TW: Well, we're kidding ourselves if we think that jazz exists purely as a sonic form. All music exists within culture and there is an explicit relationship between the sounds we hear and the writings about jazz, the visual imagery, and so on. As we found with Rhythm Changes too in the study of European jazz there's all sorts of language that people use; the way people present images of landscapes or whatever it might be, they are encouraging a relationship between what we see and what we read and what we hear.

From a stereotypical point of view this might be everything from thinking about jazz as a vehicle for reaching spiritual heights or a means of escape.

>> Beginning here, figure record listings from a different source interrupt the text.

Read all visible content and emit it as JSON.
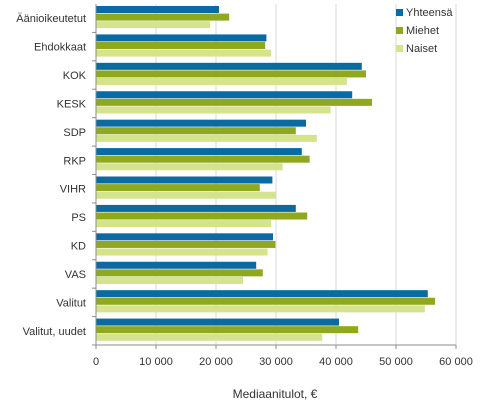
{
  "chart_data": {
    "type": "bar",
    "orientation": "horizontal",
    "title": "",
    "xlabel": "Mediaanitulot,  €",
    "ylabel": "",
    "xlim": [
      0,
      60000
    ],
    "x_ticks": [
      0,
      10000,
      20000,
      30000,
      40000,
      50000,
      60000
    ],
    "x_tick_labels": [
      "0",
      "10 000",
      "20 000",
      "30 000",
      "40 000",
      "50 000",
      "60 000"
    ],
    "grid": "vertical",
    "legend_position": "top-right",
    "categories": [
      "Äänioikeutetut",
      "Ehdokkaat",
      "KOK",
      "KESK",
      "SDP",
      "RKP",
      "VIHR",
      "PS",
      "KD",
      "VAS",
      "Valitut",
      "Valitut, uudet"
    ],
    "series": [
      {
        "name": "Yhteensä",
        "color": "#0a6aa1",
        "values": [
          20500,
          28400,
          44300,
          42700,
          35000,
          34300,
          29400,
          33300,
          29500,
          26700,
          55300,
          40500
        ]
      },
      {
        "name": "Miehet",
        "color": "#8fa81e",
        "values": [
          22200,
          28200,
          45000,
          46000,
          33300,
          35600,
          27300,
          35200,
          29900,
          27800,
          56500,
          43700
        ]
      },
      {
        "name": "Naiset",
        "color": "#d4e38c",
        "values": [
          19000,
          29200,
          41800,
          39100,
          36800,
          31100,
          30000,
          29200,
          28600,
          24500,
          54800,
          37700
        ]
      }
    ]
  }
}
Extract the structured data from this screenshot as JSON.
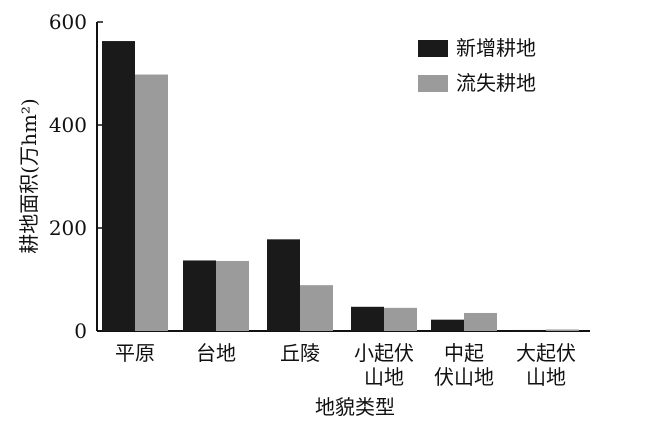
{
  "chart_data": {
    "type": "bar",
    "title": "",
    "xlabel": "地貌类型",
    "ylabel": "耕地面积(万hm²)",
    "ylim": [
      0,
      600
    ],
    "yticks": [
      0,
      200,
      400,
      600
    ],
    "grid": false,
    "legend_position": "top-right",
    "categories": [
      [
        "平原"
      ],
      [
        "台地"
      ],
      [
        "丘陵"
      ],
      [
        "小起伏",
        "山地"
      ],
      [
        "中起",
        "伏山地"
      ],
      [
        "大起伏",
        "山地"
      ]
    ],
    "series": [
      {
        "name": "新增耕地",
        "color": "#1a1a1a",
        "values": [
          563,
          137,
          178,
          47,
          22,
          2
        ]
      },
      {
        "name": "流失耕地",
        "color": "#9b9b9b",
        "values": [
          498,
          136,
          89,
          45,
          35,
          3
        ]
      }
    ]
  }
}
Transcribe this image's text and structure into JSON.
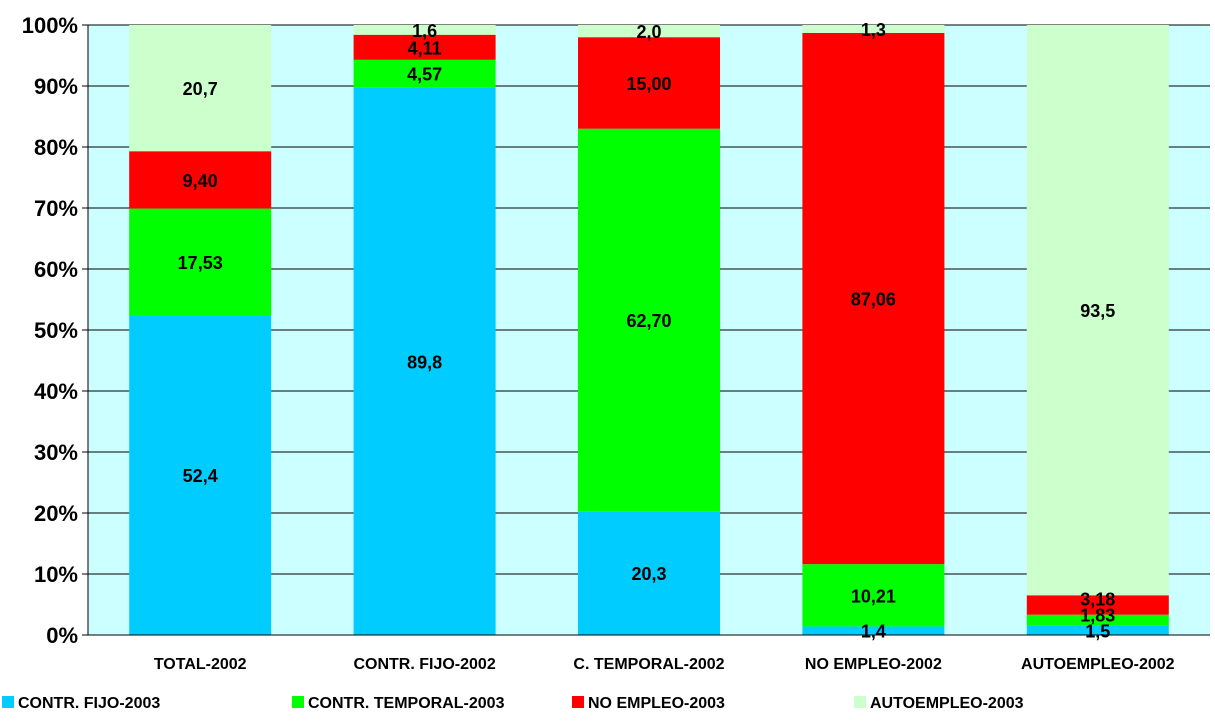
{
  "chart_data": {
    "type": "bar",
    "stacked": "percent",
    "categories": [
      "TOTAL-2002",
      "CONTR. FIJO-2002",
      "C. TEMPORAL-2002",
      "NO EMPLEO-2002",
      "AUTOEMPLEO-2002"
    ],
    "series": [
      {
        "name": "CONTR. FIJO-2003",
        "color": "#00CCFF",
        "values": [
          52.4,
          89.8,
          20.3,
          1.4,
          1.5
        ],
        "labels": [
          "52,4",
          "89,8",
          "20,3",
          "1,4",
          "1,5"
        ]
      },
      {
        "name": "CONTR. TEMPORAL-2003",
        "color": "#00FF00",
        "values": [
          17.53,
          4.57,
          62.7,
          10.21,
          1.83
        ],
        "labels": [
          "17,53",
          "4,57",
          "62,70",
          "10,21",
          "1,83"
        ]
      },
      {
        "name": "NO EMPLEO-2003",
        "color": "#FF0000",
        "values": [
          9.4,
          4.11,
          15.0,
          87.06,
          3.18
        ],
        "labels": [
          "9,40",
          "4,11",
          "15,00",
          "87,06",
          "3,18"
        ]
      },
      {
        "name": "AUTOEMPLEO-2003",
        "color": "#CCFFCC",
        "values": [
          20.7,
          1.6,
          2.0,
          1.3,
          93.5
        ],
        "labels": [
          "20,7",
          "1,6",
          "2,0",
          "1,3",
          "93,5"
        ]
      }
    ],
    "ylim": [
      0,
      100
    ],
    "yticks": [
      "0%",
      "10%",
      "20%",
      "30%",
      "40%",
      "50%",
      "60%",
      "70%",
      "80%",
      "90%",
      "100%"
    ],
    "plot_background": "#CCFFFF",
    "grid": true,
    "legend_position": "bottom"
  }
}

Think about those reflective shots of [John] Coltrane or you think of the stained glass windows of the iconic Church of John Coltrane, or ECM and its album covers, showing photographs of the fjords, and so on, they encourage an identification that goes beyond the purely sonic. At the end of the day this happens with all music, it's not just with jazz. However, jazz works particularly well visually. In my book, I drew reference to Blue Note covers from the 1950s, which were particularly beautiful, well constructed and stylized.